Over the last year, a number of new web technologies have started to emerge with a common goal: to add decent client-side storage to web applications. From Adobe Air (link no longer available) to Microsoft’s Silverlight (link no longer available) and Google Gears, it seems like every company with a stake in software is pushing a solution. Today, Apple made its play, by announcing support for a client-side database in WebKit, the engine that drives Safari, Dashboard, and all other web technologies on Mac OS X.

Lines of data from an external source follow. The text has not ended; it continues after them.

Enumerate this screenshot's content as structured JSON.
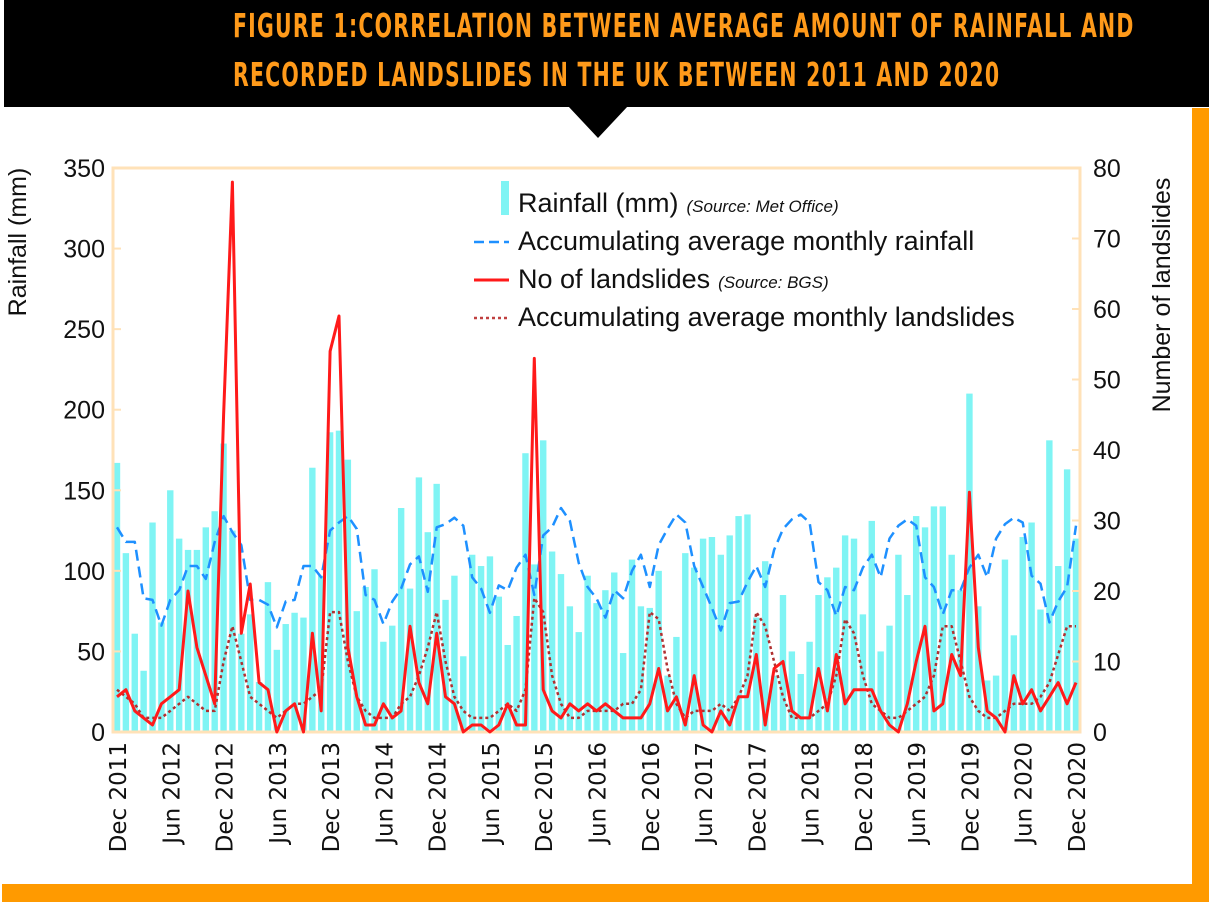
{
  "header": {
    "title_line1": "FIGURE 1:CORRELATION BETWEEN AVERAGE AMOUNT OF RAINFALL AND",
    "title_line2": "RECORDED LANDSLIDES IN THE UK BETWEEN 2011 AND 2020"
  },
  "colors": {
    "title_text": "#ff9a1a",
    "title_bg": "#000000",
    "accent_frame": "#ff9a00",
    "bars": "#7ff4f4",
    "avg_rainfall_line": "#1e90ff",
    "landslides_line": "#ff1a1a",
    "avg_landslides_line": "#b03030",
    "axis_frame": "#ffe2b8"
  },
  "chart_data": {
    "type": "bar+line",
    "title": "Figure 1: Correlation between average amount of rainfall and recorded landslides in the UK between 2011 and 2020",
    "xlabel": "",
    "ylabel": "Rainfall (mm)",
    "y2label": "Number of landslides",
    "ylim": [
      0,
      350
    ],
    "y2lim": [
      0,
      80
    ],
    "yticks": [
      "0",
      "50",
      "100",
      "150",
      "200",
      "250",
      "300",
      "350"
    ],
    "y2ticks": [
      "0",
      "10",
      "20",
      "30",
      "40",
      "50",
      "60",
      "70",
      "80"
    ],
    "xticks": [
      "Dec 2011",
      "Jun 2012",
      "Dec 2012",
      "Jun 2013",
      "Dec 2013",
      "Jun 2014",
      "Dec 2014",
      "Jun 2015",
      "Dec 2015",
      "Jun 2016",
      "Dec 2016",
      "Jun 2017",
      "Dec 2017",
      "Jun 2018",
      "Dec 2018",
      "Jun 2019",
      "Dec 2019",
      "Jun 2020",
      "Dec 2020"
    ],
    "x_start": "Dec 2011",
    "x_end": "Dec 2020",
    "frequency": "monthly",
    "grid": false,
    "legend_position": "top-center",
    "legend": [
      {
        "label": "Rainfall (mm)",
        "source": "(Source: Met Office)",
        "style": "bar"
      },
      {
        "label": "Accumulating average monthly rainfall",
        "source": "",
        "style": "dashed"
      },
      {
        "label": "No of landslides",
        "source": "(Source: BGS)",
        "style": "solid"
      },
      {
        "label": "Accumulating average monthly landslides",
        "source": "",
        "style": "dotted"
      }
    ],
    "series": [
      {
        "name": "Rainfall (mm)",
        "axis": "left",
        "values": [
          167,
          111,
          61,
          38,
          130,
          68,
          150,
          120,
          113,
          113,
          127,
          137,
          179,
          125,
          61,
          73,
          31,
          93,
          51,
          67,
          74,
          71,
          164,
          97,
          186,
          187,
          169,
          75,
          90,
          101,
          56,
          66,
          139,
          89,
          158,
          124,
          154,
          82,
          97,
          47,
          110,
          103,
          109,
          84,
          54,
          72,
          173,
          104,
          181,
          112,
          98,
          78,
          62,
          97,
          80,
          88,
          99,
          49,
          107,
          78,
          77,
          100,
          35,
          59,
          111,
          102,
          120,
          121,
          110,
          122,
          134,
          135,
          71,
          106,
          35,
          85,
          50,
          36,
          56,
          85,
          96,
          102,
          122,
          120,
          73,
          131,
          50,
          66,
          110,
          85,
          134,
          127,
          140,
          140,
          110,
          88,
          210,
          78,
          32,
          35,
          107,
          60,
          121,
          130,
          76,
          181,
          103,
          163,
          120
        ]
      },
      {
        "name": "Accumulating average monthly rainfall",
        "axis": "left",
        "values": [
          127,
          118,
          118,
          83,
          82,
          66,
          82,
          88,
          103,
          103,
          95,
          118,
          134,
          124,
          116,
          82,
          82,
          79,
          65,
          81,
          82,
          103,
          103,
          96,
          125,
          130,
          134,
          126,
          85,
          82,
          67,
          81,
          89,
          104,
          109,
          87,
          127,
          129,
          133,
          128,
          96,
          89,
          74,
          91,
          88,
          102,
          110,
          85,
          122,
          127,
          139,
          131,
          105,
          90,
          83,
          71,
          88,
          83,
          100,
          110,
          90,
          116,
          126,
          135,
          130,
          103,
          90,
          77,
          63,
          80,
          81,
          93,
          103,
          90,
          113,
          126,
          132,
          135,
          130,
          93,
          88,
          72,
          90,
          88,
          102,
          110,
          96,
          120,
          128,
          132,
          128,
          96,
          90,
          73,
          88,
          88,
          102,
          110,
          96,
          120,
          129,
          133,
          130,
          97,
          92,
          68,
          81,
          90,
          128
        ]
      },
      {
        "name": "No of landslides",
        "axis": "right",
        "values": [
          5,
          6,
          3,
          2,
          1,
          4,
          5,
          6,
          20,
          12,
          8,
          4,
          45,
          78,
          14,
          21,
          7,
          6,
          0,
          3,
          4,
          0,
          14,
          3,
          54,
          59,
          12,
          5,
          1,
          1,
          4,
          2,
          3,
          15,
          7,
          4,
          14,
          5,
          4,
          0,
          1,
          1,
          0,
          1,
          4,
          1,
          1,
          53,
          6,
          3,
          2,
          4,
          3,
          4,
          3,
          4,
          3,
          2,
          2,
          2,
          4,
          9,
          3,
          5,
          1,
          8,
          1,
          0,
          3,
          1,
          5,
          5,
          11,
          1,
          9,
          10,
          3,
          2,
          2,
          9,
          3,
          11,
          4,
          6,
          6,
          6,
          3,
          1,
          0,
          4,
          10,
          15,
          3,
          4,
          11,
          8,
          34,
          12,
          3,
          2,
          0,
          8,
          4,
          6,
          3,
          5,
          7,
          4,
          7
        ]
      },
      {
        "name": "Accumulating average monthly landslides",
        "axis": "right",
        "values": [
          6,
          5,
          4,
          2,
          2,
          2,
          3,
          4,
          5,
          4,
          3,
          3,
          10,
          15,
          10,
          5,
          4,
          3,
          2,
          3,
          4,
          4,
          5,
          6,
          17,
          17,
          10,
          5,
          3,
          2,
          2,
          2,
          4,
          5,
          8,
          12,
          17,
          10,
          5,
          3,
          2,
          2,
          2,
          3,
          4,
          3,
          6,
          19,
          17,
          8,
          4,
          2,
          2,
          3,
          3,
          3,
          3,
          4,
          4,
          6,
          17,
          16,
          9,
          4,
          2,
          3,
          3,
          3,
          4,
          3,
          5,
          8,
          17,
          15,
          10,
          5,
          2,
          2,
          2,
          3,
          4,
          8,
          16,
          14,
          8,
          4,
          3,
          2,
          2,
          3,
          4,
          5,
          8,
          15,
          15,
          10,
          5,
          3,
          2,
          2,
          3,
          4,
          4,
          4,
          5,
          7,
          11,
          15,
          15
        ]
      }
    ]
  }
}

What’s attractive about Apple’s solution is that it is based on standards, albeit immature ones. In particular, the SQL support in WebKit is derived from the yet-to-be-finalized HTML5 specification. This probably means it may change a bit going forward, but it is nice to see Apple so active in adding these features to WebKit. It opens the door to a whole new type of application, one that works more like a traditional Cocoa or Carbon application, capable of running offline with a local data store, and yet is cross-platform — remember, Safari runs on Windows — and developed with ubiquitous technologies like HTML, CSS, and Javascript.

These developments should interest scientific developers as much as anyone, because scientific markets are traditionally niche markets, and developing a commercial application for a single platform is often not an option. Web technologies don’t yet offer the user experience that native desktop apps do, but they are developing fast, and a case could be made that they have already caught up to some other cross platform solutions. Take Java for example: I don’t know about you, but I think some of the apps Google has written in Javascript offer a better user experience than most Java apps. Add to that the potential to store data offline, and the competition is heating up.

If I were considering developing a cross-platform scientific app today, I would definitely be considering whether one of these new web technologies was not the best option in the long term. And if you are going with web technologies, why not choose for a standards-based approach. Kudos to the WebKit team for this advance.